In 1996 he earned a B.A. from Louisiana State University in English and in 2002 was the first graduate of The University of Mississippi’s MFA program
in creative writing. He has published translations, fiction, memoirs, poetry, and interviews in over two hundred magazine and journals in North America,
Europe, and Asia. In 2004, he was the winner of the University of Milwaukee’s Cream City Review’s poetry contest for his poem “The Shed:
The Daughter of Shadows Speaks from Max Beckmann’s The Dream (1921).” Other awards include The Robert Penn Warren Award, the Common Ground Review’s
poetry award, an Excellence Award from the Dana Literary Society, three Editor’s Choice Awards, four Pushcart nominations, as well as an artist grant
from the Mississippi Arts Commission. Bourgeois’ books include, Through the Cemetery Gates, The Distance of Ducks, The Animal, Cora Falling Off the Face of the Earth,
White Night, Fragments of a Life Thirty-two Years Gone, OLGA and a forthcoming collection of short prose, The Gar Diaries. Bourgeois is also co-founder and editor of VOX,
an independent experimental literary journal based in Oxford, Mississippi.
Apotemnophilia
He is strange to the extent that he would prefer to be his dog’s teeth rather than himself.

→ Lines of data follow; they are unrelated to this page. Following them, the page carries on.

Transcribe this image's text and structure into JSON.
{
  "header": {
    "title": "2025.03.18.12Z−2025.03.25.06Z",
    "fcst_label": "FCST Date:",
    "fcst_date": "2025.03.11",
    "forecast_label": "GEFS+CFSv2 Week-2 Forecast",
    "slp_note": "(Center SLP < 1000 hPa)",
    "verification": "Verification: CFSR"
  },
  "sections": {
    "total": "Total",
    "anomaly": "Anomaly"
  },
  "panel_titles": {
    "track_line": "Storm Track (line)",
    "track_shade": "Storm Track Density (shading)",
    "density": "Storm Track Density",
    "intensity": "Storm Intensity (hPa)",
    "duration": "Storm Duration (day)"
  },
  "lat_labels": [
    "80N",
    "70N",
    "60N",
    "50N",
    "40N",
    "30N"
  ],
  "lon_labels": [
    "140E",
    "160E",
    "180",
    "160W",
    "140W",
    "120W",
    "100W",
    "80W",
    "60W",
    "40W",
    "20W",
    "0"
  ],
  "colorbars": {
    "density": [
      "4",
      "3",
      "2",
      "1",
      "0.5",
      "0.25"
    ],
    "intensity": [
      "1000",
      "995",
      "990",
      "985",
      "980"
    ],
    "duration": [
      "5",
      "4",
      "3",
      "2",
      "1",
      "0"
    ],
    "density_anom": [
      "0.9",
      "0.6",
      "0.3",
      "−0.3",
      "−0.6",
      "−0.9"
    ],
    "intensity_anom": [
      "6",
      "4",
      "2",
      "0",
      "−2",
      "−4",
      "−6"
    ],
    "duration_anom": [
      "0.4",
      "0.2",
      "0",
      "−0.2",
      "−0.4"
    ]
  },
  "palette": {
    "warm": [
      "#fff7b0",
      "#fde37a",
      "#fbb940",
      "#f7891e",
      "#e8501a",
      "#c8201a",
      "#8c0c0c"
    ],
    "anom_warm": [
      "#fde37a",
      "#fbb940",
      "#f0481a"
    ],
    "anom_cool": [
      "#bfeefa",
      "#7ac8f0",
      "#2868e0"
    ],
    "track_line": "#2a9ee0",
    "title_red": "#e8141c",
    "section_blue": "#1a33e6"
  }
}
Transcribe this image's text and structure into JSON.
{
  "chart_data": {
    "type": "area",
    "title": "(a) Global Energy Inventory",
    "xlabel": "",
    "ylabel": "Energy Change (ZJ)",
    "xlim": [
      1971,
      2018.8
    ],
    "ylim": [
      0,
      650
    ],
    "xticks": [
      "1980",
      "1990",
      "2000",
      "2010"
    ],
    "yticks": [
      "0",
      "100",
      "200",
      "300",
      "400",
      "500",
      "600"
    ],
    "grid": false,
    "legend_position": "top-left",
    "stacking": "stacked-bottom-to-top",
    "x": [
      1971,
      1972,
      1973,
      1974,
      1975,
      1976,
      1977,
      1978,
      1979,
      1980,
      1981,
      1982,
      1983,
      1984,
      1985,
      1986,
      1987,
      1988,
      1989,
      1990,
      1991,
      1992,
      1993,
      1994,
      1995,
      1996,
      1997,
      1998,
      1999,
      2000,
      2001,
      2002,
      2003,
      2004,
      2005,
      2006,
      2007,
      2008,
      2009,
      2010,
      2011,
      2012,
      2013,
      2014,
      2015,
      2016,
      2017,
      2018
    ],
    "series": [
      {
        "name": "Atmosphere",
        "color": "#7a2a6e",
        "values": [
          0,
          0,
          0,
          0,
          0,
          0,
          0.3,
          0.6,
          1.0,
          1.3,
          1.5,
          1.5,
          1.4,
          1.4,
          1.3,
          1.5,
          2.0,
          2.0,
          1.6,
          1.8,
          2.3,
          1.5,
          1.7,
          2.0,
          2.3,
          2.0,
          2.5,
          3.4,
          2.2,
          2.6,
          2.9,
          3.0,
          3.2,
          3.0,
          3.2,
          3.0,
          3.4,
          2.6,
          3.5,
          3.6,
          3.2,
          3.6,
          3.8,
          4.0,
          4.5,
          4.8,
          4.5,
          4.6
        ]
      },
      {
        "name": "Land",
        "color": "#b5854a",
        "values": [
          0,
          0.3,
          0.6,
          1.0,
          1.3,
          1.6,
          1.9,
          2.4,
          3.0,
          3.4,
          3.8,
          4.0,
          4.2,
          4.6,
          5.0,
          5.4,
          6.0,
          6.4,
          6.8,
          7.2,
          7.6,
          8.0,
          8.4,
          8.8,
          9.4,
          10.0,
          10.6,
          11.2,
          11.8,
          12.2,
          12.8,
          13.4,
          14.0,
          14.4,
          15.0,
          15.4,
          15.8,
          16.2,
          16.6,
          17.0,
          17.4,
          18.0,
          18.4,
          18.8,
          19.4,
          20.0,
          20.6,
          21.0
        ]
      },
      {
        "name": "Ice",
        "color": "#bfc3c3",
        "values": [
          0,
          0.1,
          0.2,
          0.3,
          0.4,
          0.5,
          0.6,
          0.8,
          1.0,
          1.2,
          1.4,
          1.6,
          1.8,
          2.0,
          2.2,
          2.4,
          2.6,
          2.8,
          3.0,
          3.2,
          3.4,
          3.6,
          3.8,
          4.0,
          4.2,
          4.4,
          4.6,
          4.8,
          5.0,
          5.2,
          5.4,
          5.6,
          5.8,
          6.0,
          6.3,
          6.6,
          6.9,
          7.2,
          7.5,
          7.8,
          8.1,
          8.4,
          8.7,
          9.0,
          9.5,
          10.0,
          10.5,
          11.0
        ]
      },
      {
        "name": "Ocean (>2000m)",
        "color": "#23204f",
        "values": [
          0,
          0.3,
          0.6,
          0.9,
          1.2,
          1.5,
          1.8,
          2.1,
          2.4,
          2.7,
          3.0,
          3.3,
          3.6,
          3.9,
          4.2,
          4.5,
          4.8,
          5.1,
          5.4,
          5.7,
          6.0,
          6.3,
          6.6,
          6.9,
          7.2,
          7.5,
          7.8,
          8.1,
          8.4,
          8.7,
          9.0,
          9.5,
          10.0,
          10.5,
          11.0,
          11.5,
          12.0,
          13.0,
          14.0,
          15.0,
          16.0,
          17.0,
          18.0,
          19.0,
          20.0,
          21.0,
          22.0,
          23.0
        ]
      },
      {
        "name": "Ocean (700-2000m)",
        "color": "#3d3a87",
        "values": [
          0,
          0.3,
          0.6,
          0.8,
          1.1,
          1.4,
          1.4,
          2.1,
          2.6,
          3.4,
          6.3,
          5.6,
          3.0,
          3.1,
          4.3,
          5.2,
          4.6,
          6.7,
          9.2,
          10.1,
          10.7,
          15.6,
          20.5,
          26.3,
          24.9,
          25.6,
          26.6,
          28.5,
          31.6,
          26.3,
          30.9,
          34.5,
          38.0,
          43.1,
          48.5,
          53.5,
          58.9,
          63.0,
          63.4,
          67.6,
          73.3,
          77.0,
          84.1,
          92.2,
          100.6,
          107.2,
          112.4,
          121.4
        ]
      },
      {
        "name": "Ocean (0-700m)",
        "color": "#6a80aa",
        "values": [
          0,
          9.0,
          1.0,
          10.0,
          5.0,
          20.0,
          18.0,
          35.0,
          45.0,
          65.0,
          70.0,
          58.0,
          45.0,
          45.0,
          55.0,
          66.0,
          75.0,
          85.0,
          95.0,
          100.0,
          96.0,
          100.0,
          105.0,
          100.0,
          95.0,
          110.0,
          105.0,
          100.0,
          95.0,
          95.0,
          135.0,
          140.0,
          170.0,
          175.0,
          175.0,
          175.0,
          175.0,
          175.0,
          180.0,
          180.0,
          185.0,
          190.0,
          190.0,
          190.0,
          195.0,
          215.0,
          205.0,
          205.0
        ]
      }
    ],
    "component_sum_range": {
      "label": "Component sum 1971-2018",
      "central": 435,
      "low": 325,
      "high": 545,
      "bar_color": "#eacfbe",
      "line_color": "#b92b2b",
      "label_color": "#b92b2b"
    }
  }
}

He would like to kill himself but he doesn’t know how. He can’t understand his caged
birds and this sometimes leads him to masturbate; he doesn’t understand his sperm and
this leads him to cut himself all over with an extremely heavy and sharp knife.
He asked his doctor to amputate all his limbs and the doctor said he wouldn’t perform such an operation.
Nowadays, he spends all his time stalking good looking amputees, male, female, or otherwise.
Apt Pupil
My Master read the sonnet I wrote for the day’s lesson. He shook his fist at me like a fool and turned all red in the face,
as if the poem was poisoning him. He said, STICK TO THE REAL!!! That was the last straw.
I told him I’d rather believe in God than be loyal to the Real. He took a swing at me and
I reached into my gunny sack and came up with a thick bladed knife and stabbed him in the neck.
He fell down hard on the sand and died after a few minutes of heavy panting.
I took my notebook out of his clinched fist and left him in the desert for the buzzards and coyotes.
As I walked away from my dead Master, I felt light and overwhelmed with Intelligence and Joy.